LinearRegression(copy_X=True, fit_intercept=True, n_jobs=None, normalize=False)

In [15]:
# Inspect the results.
print('\nCoefficients: \n', lrm.coef_)
print('\nIntercept: \n', lrm.intercept_)


Coefficients: 
 [-3.24962454e+01 -2.01413742e-01  4.04836936e-03 -6.91759209e-04]

Intercept: 
 37.9264381852854


In [16]:
X = sm.add_constant(X)

results = sm.OLS(y, X).fit()

results.summary()

  return ptp(axis=axis, out=out, **kwargs)


0,1,2,3
Dep. Variable:,temperature,R-squared:,0.421
Model:,OLS,Adj. R-squared:,0.421
Method:,Least Squares,F-statistic:,17500.0
Date:,"Tue, 05 Nov 2019",Prob (F-statistic):,0.0
Time:,08:04:25,Log-Likelihood:,-328210.0
No. Observations:,96453,AIC:,656400.0
Df Residuals:,96448,BIC:,656500.0
Df Model:,4,,
Covariance Type:,nonrobust,,

0,1,2,3,4,5,6
,coef,std err,t,P>|t|,[0.025,0.975]
const,37.9264,0.233,162.709,0.000,37.470,38.383
humidity,-32.4962,0.123,-264.288,0.000,-32.737,-32.255
windspeed,-0.2014,0.003,-57.557,0.000,-0.208,-0.195
windbearing,0.0040,0.000,18.463,0.000,0.004,0.004
pressure,-0.0007,0.000,-3.452,0.001,-0.001,-0.000

0,1,2,3
Omnibus:,3375.432,Durbin-Watson:,0.059
Prob(Omnibus):,0.0,Jarque-Bera (JB):,3793.297
Skew:,-0.455,Prob(JB):,0.0
Kurtosis:,3.339,Cond. No.,10600.0


## Check Gauss-Markov Conditions

### Assumption one: linearity of the model in its coefficients

In [None]:
plt.scatter(df["temperature"], predictions)
plt.xlabel("feature")
plt.ylabel("target")
plt.title('Feature / Target Linearity')
plt.show()

**Conclusion:** This assumption is met since it's a fairly linear relationship. However, there are some outliers in the data. 
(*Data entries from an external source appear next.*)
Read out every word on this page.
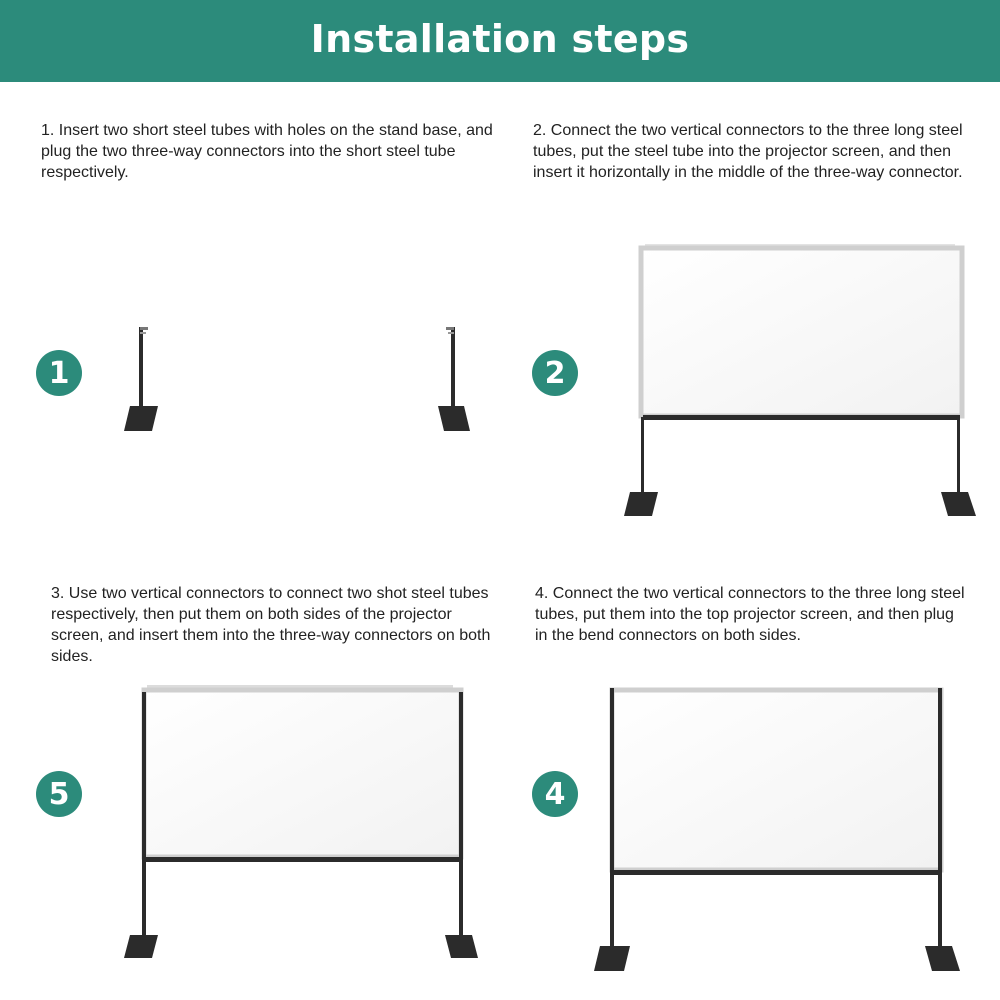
Installation steps
1. Insert two short steel tubes with holes on the stand base, and plug the two three-way connectors into the short steel tube respectively.
2. Connect the two vertical connectors to the three long steel tubes, put the steel tube into the projector screen, and then insert it horizontally in the middle of the three-way connector.
3. Use two vertical connectors to connect two shot steel tubes respectively, then put them on both sides of the projector screen, and insert them into the three-way connectors on both sides.
4. Connect the two vertical connectors to the three long steel tubes, put them into the top projector screen, and then plug in the bend connectors on both sides.
1	2
5	4
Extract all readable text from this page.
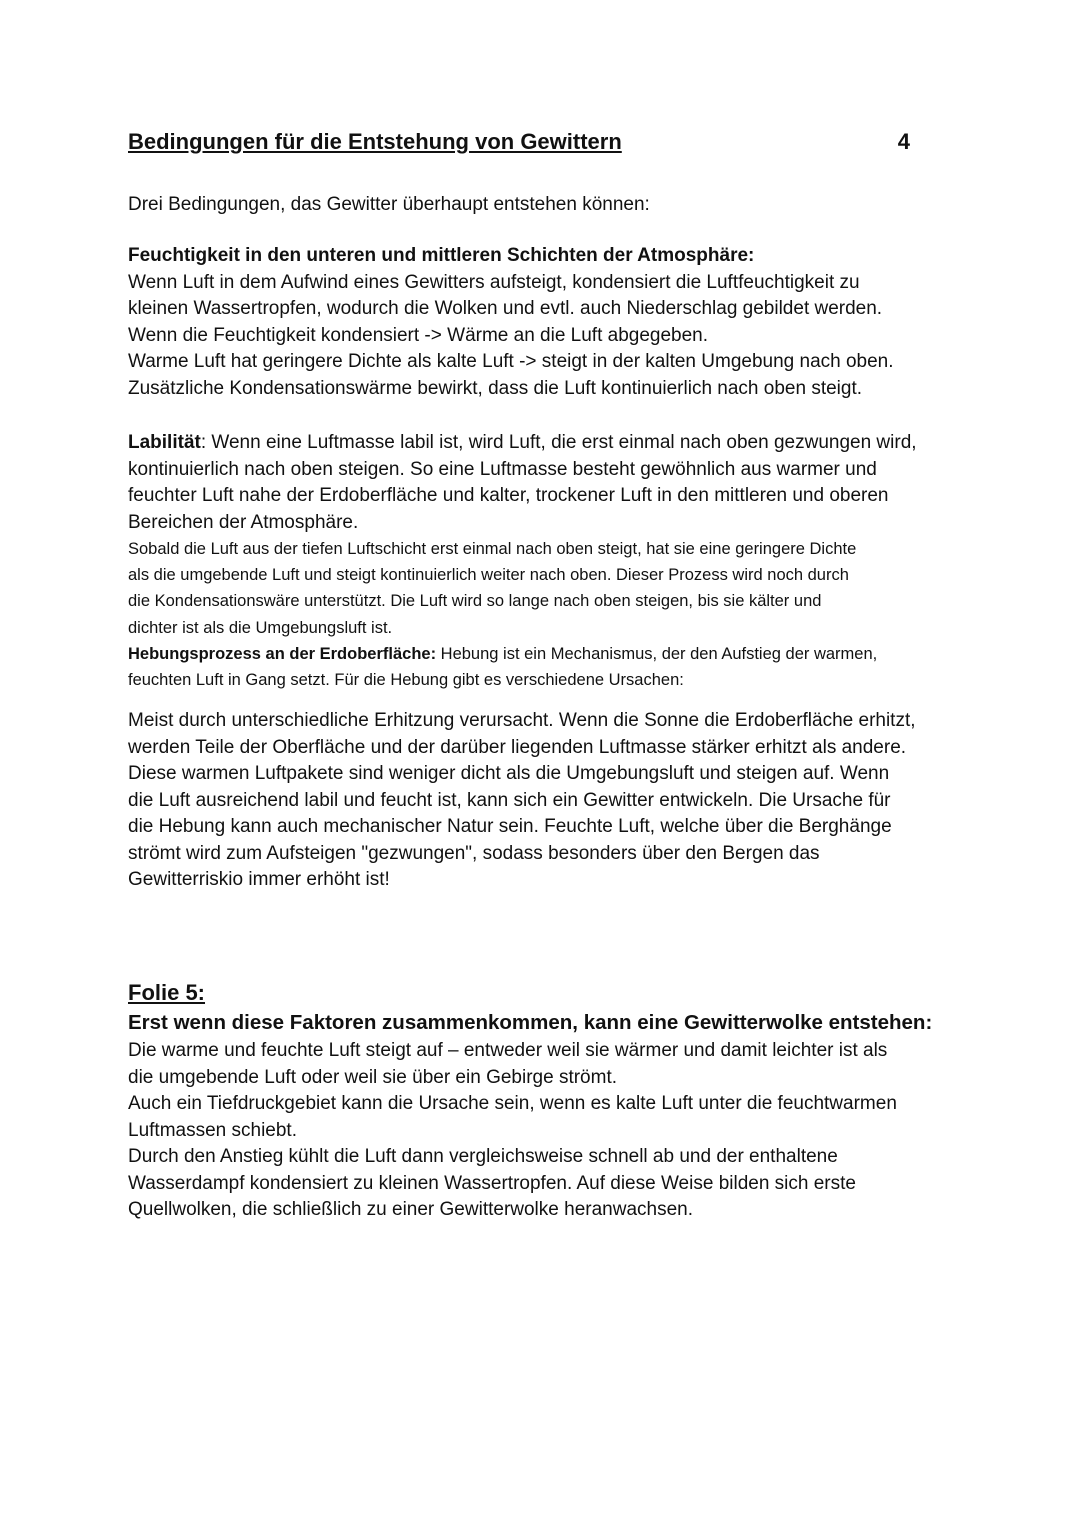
Bedingungen für die Entstehung von Gewittern	4
Drei Bedingungen, das Gewitter überhaupt entstehen können:
Feuchtigkeit in den unteren und mittleren Schichten der Atmosphäre:
Wenn Luft in dem Aufwind eines Gewitters aufsteigt, kondensiert die Luftfeuchtigkeit zu
kleinen Wassertropfen, wodurch die Wolken und evtl. auch Niederschlag gebildet werden.
Wenn die Feuchtigkeit kondensiert -> Wärme an die Luft abgegeben.
Warme Luft hat geringere Dichte als kalte Luft -> steigt in der kalten Umgebung nach oben.
Zusätzliche Kondensationswärme bewirkt, dass die Luft kontinuierlich nach oben steigt.
Labilität: Wenn eine Luftmasse labil ist, wird Luft, die erst einmal nach oben gezwungen wird,
kontinuierlich nach oben steigen. So eine Luftmasse besteht gewöhnlich aus warmer und
feuchter Luft nahe der Erdoberfläche und kalter, trockener Luft in den mittleren und oberen
Bereichen der Atmosphäre.
Sobald die Luft aus der tiefen Luftschicht erst einmal nach oben steigt, hat sie eine geringere Dichte
als die umgebende Luft und steigt kontinuierlich weiter nach oben. Dieser Prozess wird noch durch
die Kondensationswäre unterstützt. Die Luft wird so lange nach oben steigen, bis sie kälter und
dichter ist als die Umgebungsluft ist.
Hebungsprozess an der Erdoberfläche: Hebung ist ein Mechanismus, der den Aufstieg der warmen,
feuchten Luft in Gang setzt. Für die Hebung gibt es verschiedene Ursachen:
Meist durch unterschiedliche Erhitzung verursacht. Wenn die Sonne die Erdoberfläche erhitzt,
werden Teile der Oberfläche und der darüber liegenden Luftmasse stärker erhitzt als andere.
Diese warmen Luftpakete sind weniger dicht als die Umgebungsluft und steigen auf. Wenn
die Luft ausreichend labil und feucht ist, kann sich ein Gewitter entwickeln. Die Ursache für
die Hebung kann auch mechanischer Natur sein. Feuchte Luft, welche über die Berghänge
strömt wird zum Aufsteigen "gezwungen", sodass besonders über den Bergen das
Gewitterriskio immer erhöht ist!
Folie 5:
Erst wenn diese Faktoren zusammenkommen, kann eine Gewitterwolke entstehen:
Die warme und feuchte Luft steigt auf – entweder weil sie wärmer und damit leichter ist als
die umgebende Luft oder weil sie über ein Gebirge strömt.
Auch ein Tiefdruckgebiet kann die Ursache sein, wenn es kalte Luft unter die feuchtwarmen
Luftmassen schiebt.
Durch den Anstieg kühlt die Luft dann vergleichsweise schnell ab und der enthaltene
Wasserdampf kondensiert zu kleinen Wassertropfen. Auf diese Weise bilden sich erste
Quellwolken, die schließlich zu einer Gewitterwolke heranwachsen.
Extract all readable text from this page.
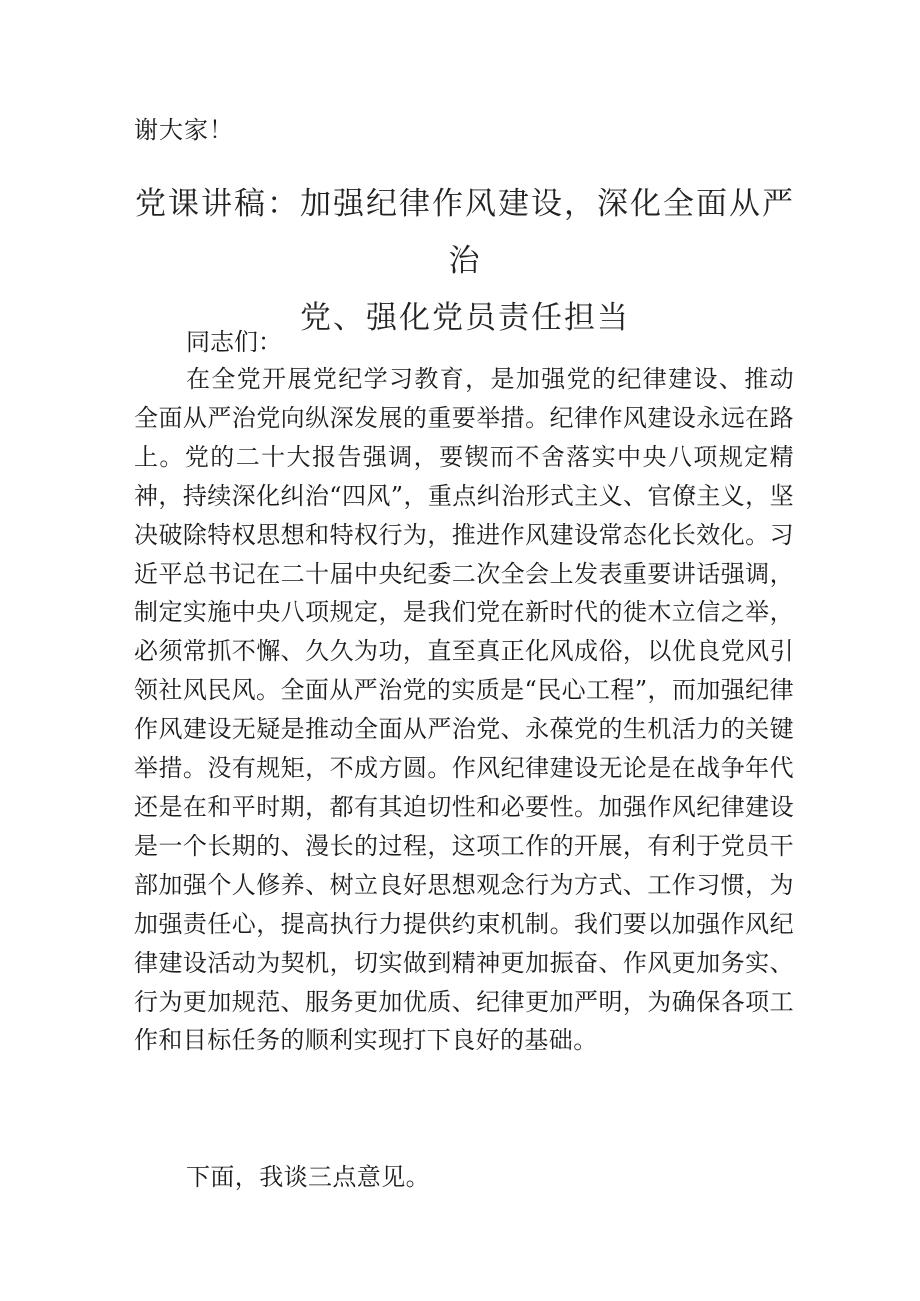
谢大家！

党课讲稿：加强纪律作风建设，深化全面从严治
党、强化党员责任担当

同志们：

在全党开展党纪学习教育，是加强党的纪律建设、推动全面从严治党向纵深发展的重要举措。纪律作风建设永远在路上。党的二十大报告强调，要锲而不舍落实中央八项规定精神，持续深化纠治“四风”，重点纠治形式主义、官僚主义，坚决破除特权思想和特权行为，推进作风建设常态化长效化。习近平总书记在二十届中央纪委二次全会上发表重要讲话强调，制定实施中央八项规定，是我们党在新时代的徙木立信之举，必须常抓不懈、久久为功，直至真正化风成俗，以优良党风引领社风民风。全面从严治党的实质是“民心工程”，而加强纪律作风建设无疑是推动全面从严治党、永葆党的生机活力的关键举措。没有规矩，不成方圆。作风纪律建设无论是在战争年代还是在和平时期，都有其迫切性和必要性。加强作风纪律建设是一个长期的、漫长的过程，这项工作的开展，有利于党员干部加强个人修养、树立良好思想观念行为方式、工作习惯，为加强责任心，提高执行力提供约束机制。我们要以加强作风纪律建设活动为契机，切实做到精神更加振奋、作风更加务实、行为更加规范、服务更加优质、纪律更加严明，为确保各项工作和目标任务的顺利实现打下良好的基础。

下面，我谈三点意见。
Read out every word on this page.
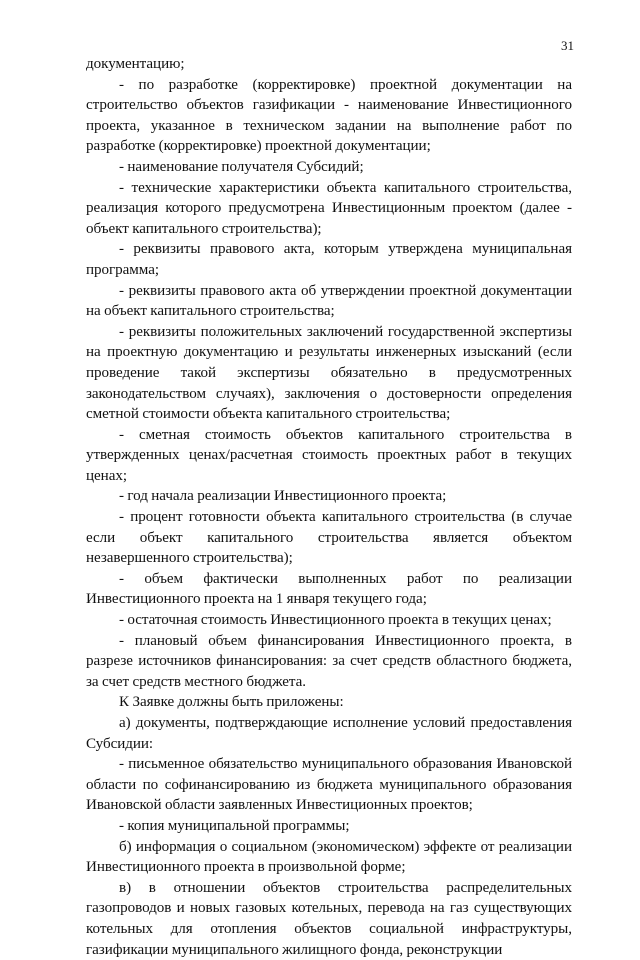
31

документацию;

- по разработке (корректировке) проектной документации на строительство объектов газификации - наименование Инвестиционного проекта, указанное в техническом задании на выполнение работ по разработке (корректировке) проектной документации;

- наименование получателя Субсидий;

- технические характеристики объекта капитального строительства, реализация которого предусмотрена Инвестиционным проектом (далее - объект капитального строительства);

- реквизиты правового акта, которым утверждена муниципальная программа;

- реквизиты правового акта об утверждении проектной документации на объект капитального строительства;

- реквизиты положительных заключений государственной экспертизы на проектную документацию и результаты инженерных изысканий (если проведение такой экспертизы обязательно в предусмотренных законодательством случаях), заключения о достоверности определения сметной стоимости объекта капитального строительства;

- сметная стоимость объектов капитального строительства в утвержденных ценах/расчетная стоимость проектных работ в текущих ценах;

- год начала реализации Инвестиционного проекта;

- процент готовности объекта капитального строительства (в случае если объект капитального строительства является объектом незавершенного строительства);

- объем фактически выполненных работ по реализации Инвестиционного проекта на 1 января текущего года;

- остаточная стоимость Инвестиционного проекта в текущих ценах;

- плановый объем финансирования Инвестиционного проекта, в разрезе источников финансирования: за счет средств областного бюджета, за счет средств местного бюджета.

К Заявке должны быть приложены:

а) документы, подтверждающие исполнение условий предоставления Субсидии:

- письменное обязательство муниципального образования Ивановской области по софинансированию из бюджета муниципального образования Ивановской области заявленных Инвестиционных проектов;

- копия муниципальной программы;

б) информация о социальном (экономическом) эффекте от реализации Инвестиционного проекта в произвольной форме;

в) в отношении объектов строительства распределительных газопроводов и новых газовых котельных, перевода на газ существующих котельных для отопления объектов социальной инфраструктуры, газификации муниципального жилищного фонда, реконструкции
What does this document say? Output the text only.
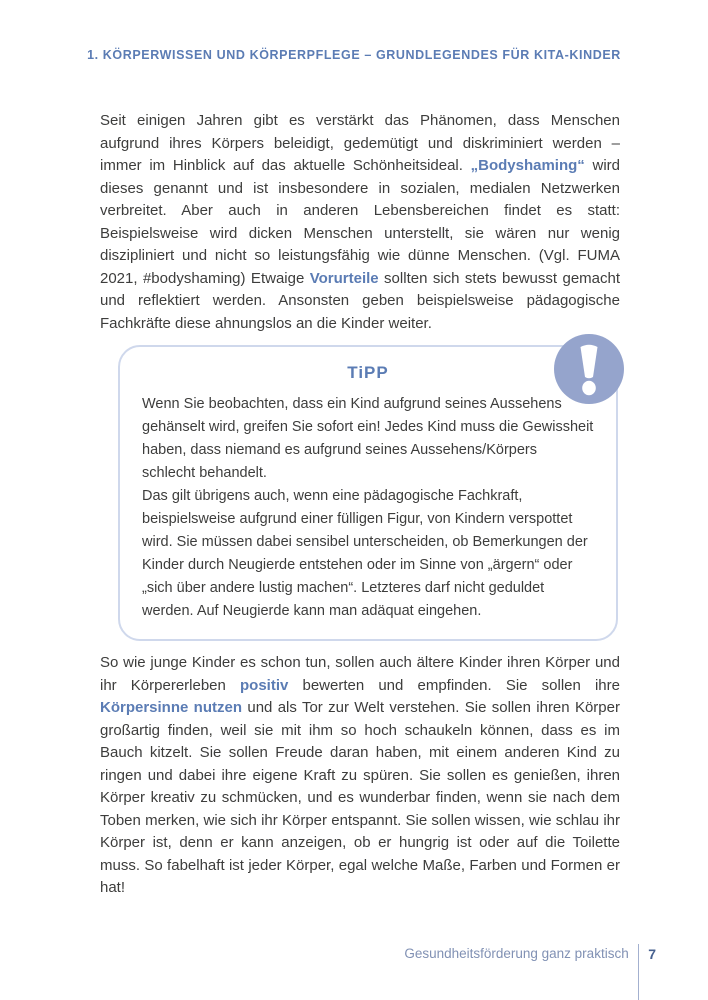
1. KÖRPERWISSEN UND KÖRPERPFLEGE – GRUNDLEGENDES FÜR KITA-KINDER

Seit einigen Jahren gibt es verstärkt das Phänomen, dass Menschen aufgrund ihres Körpers beleidigt, gedemütigt und diskriminiert werden – immer im Hinblick auf das aktuelle Schönheitsideal. „Bodyshaming“ wird dieses genannt und ist insbesondere in sozialen, medialen Netzwerken verbreitet. Aber auch in anderen Lebensbereichen findet es statt: Beispielsweise wird dicken Menschen unterstellt, sie wären nur wenig diszipliniert und nicht so leistungsfähig wie dünne Menschen. (Vgl. FUMA 2021, #bodyshaming) Etwaige Vorurteile sollten sich stets bewusst gemacht und reflektiert werden. Ansonsten geben beispielsweise pädagogische Fachkräfte diese ahnungslos an die Kinder weiter.

TiPP

Wenn Sie beobachten, dass ein Kind aufgrund seines Aussehens gehänselt wird, greifen Sie sofort ein! Jedes Kind muss die Gewissheit haben, dass niemand es aufgrund seines Aussehens/Körpers schlecht behandelt.

Das gilt übrigens auch, wenn eine pädagogische Fachkraft, beispielsweise aufgrund einer fülligen Figur, von Kindern verspottet wird. Sie müssen dabei sensibel unterscheiden, ob Bemerkungen der Kinder durch Neugierde entstehen oder im Sinne von „ärgern“ oder „sich über andere lustig machen“. Letzteres darf nicht geduldet werden. Auf Neugierde kann man adäquat eingehen.

So wie junge Kinder es schon tun, sollen auch ältere Kinder ihren Körper und ihr Körpererleben positiv bewerten und empfinden. Sie sollen ihre Körpersinne nutzen und als Tor zur Welt verstehen. Sie sollen ihren Körper großartig finden, weil sie mit ihm so hoch schaukeln können, dass es im Bauch kitzelt. Sie sollen Freude daran haben, mit einem anderen Kind zu ringen und dabei ihre eigene Kraft zu spüren. Sie sollen es genießen, ihren Körper kreativ zu schmücken, und es wunderbar finden, wenn sie nach dem Toben merken, wie sich ihr Körper entspannt. Sie sollen wissen, wie schlau ihr Körper ist, denn er kann anzeigen, ob er hungrig ist oder auf die Toilette muss. So fabelhaft ist jeder Körper, egal welche Maße, Farben und Formen er hat!

Gesundheitsförderung ganz praktisch	7
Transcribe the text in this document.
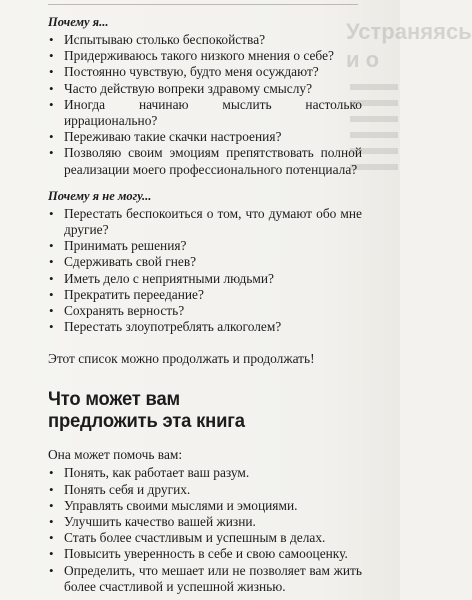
Устраняясь
и о
Почему я...
• Испытываю столько беспокойства?
• Придерживаюсь такого низкого мнения о себе?
• Постоянно чувствую, будто меня осуждают?
• Часто действую вопреки здравому смыслу?
• Иногда начинаю мыслить настолько иррационально?
• Переживаю такие скачки настроения?
• Позволяю своим эмоциям препятствовать полной реализации моего профессионального потенциала?
Почему я не могу...
• Перестать беспокоиться о том, что думают обо мне другие?
• Принимать решения?
• Сдерживать свой гнев?
• Иметь дело с неприятными людьми?
• Прекратить переедание?
• Сохранять верность?
• Перестать злоупотреблять алкоголем?
Этот список можно продолжать и продолжать!
Что может вам
предложить эта книга
Она может помочь вам:
• Понять, как работает ваш разум.
• Понять себя и других.
• Управлять своими мыслями и эмоциями.
• Улучшить качество вашей жизни.
• Стать более счастливым и успешным в делах.
• Повысить уверенность в себе и свою самооценку.
• Определить, что мешает или не позволяет вам жить более счастливой и успешной жизнью.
### Assumption two: the error term should be zero on average

In [None]:
predictions = lrm.predict(X)
errors = y - predictions

print("Mean of the errors in the medical costs model is: {}".format(np.mean(errors)))

**Conclusion:**  This assumption is met since the average error is very near zero. 

### Assumption three: homoscedasticity

In [None]:
plt.scatter(predictions, errors)
plt.xlabel('Predicted')
plt.ylabel('Residual')
plt.axhline(y=0)
plt.title('Residual vs. Predicted')
plt.show()

In [None]:
from scipy.stats import bartlett
from scipy.stats import levene

bart_stats = bartlett(predictions, errors)
lev_stats = levene(predictions, errors)

print("Bartlett test statistic value is {0:3g} and p value is {1:.3g}".format(bart_stats[0], bart_stats[1]))
print("Levene test statistic value is {0:3g} and p value is {1:.3g}".format(lev_stats[0], lev_stats[1]))

**Conclusion:**  This assumption is not met since p value is below .05.

### Assumption four: low multicollinearity

In [None]:
X = add_constant(df[['humidity', 'windspeed', 'windbearing',  'pressure']])
pd.Series([variance_inflation_factor(X.values, i)
for i in range (X.shape[1])], index=X.columns)

**Conclusion:**  This assumption is met since all are below 5. 

### Assumption five: error terms should be uncorrelated with one another

In [None]:
plt.plot(errors)
plt.show()

In [None]:
#autocorrelation features
acf_data = acf(errors)

plt.plot(acf_data[1:])
plt.show()

**Conclusion:** this assumption is not  met becaues there is a strong correlation, ranging from ~ .67 to .97

### Assumption six: features shouldn't be correlated with the errors

In [None]:
rand_nums = np.random.normal(np.mean(errors), np.std(errors), len(errors))

plt.figure(figsize=(12,5))

plt.subplot(1,2,1)
plt.scatter(np.sort(rand_nums), np.sort(errors)) # we sort the arrays
plt.xlabel("the normally distributed random variable")
plt.ylabel("errors of the model")
plt.title("QQ plot")

plt.subplot(1,2,2)
plt.hist(errors)
plt.xlabel("errors")
plt.title("Histogram of the errors")

plt.tight_layout()
plt.show()

In [None]:
jb_stats = jarque_bera(errors)
norm_stats = normaltest(errors)

print("Jarque-Bera test statistics is {0} and p value is {1}".format(jb_stats[0], jb_stats[1]))
print("Normality test statistics is {0} and p value is {1}".format(norm_stats[0], norm_stats[1]))

**Conclusion:** this assumption is not met because the Jarque-Bera and Normality test have pvalues below .05 which indicates that we can reject the null hypothesis and that they are not normally distributed.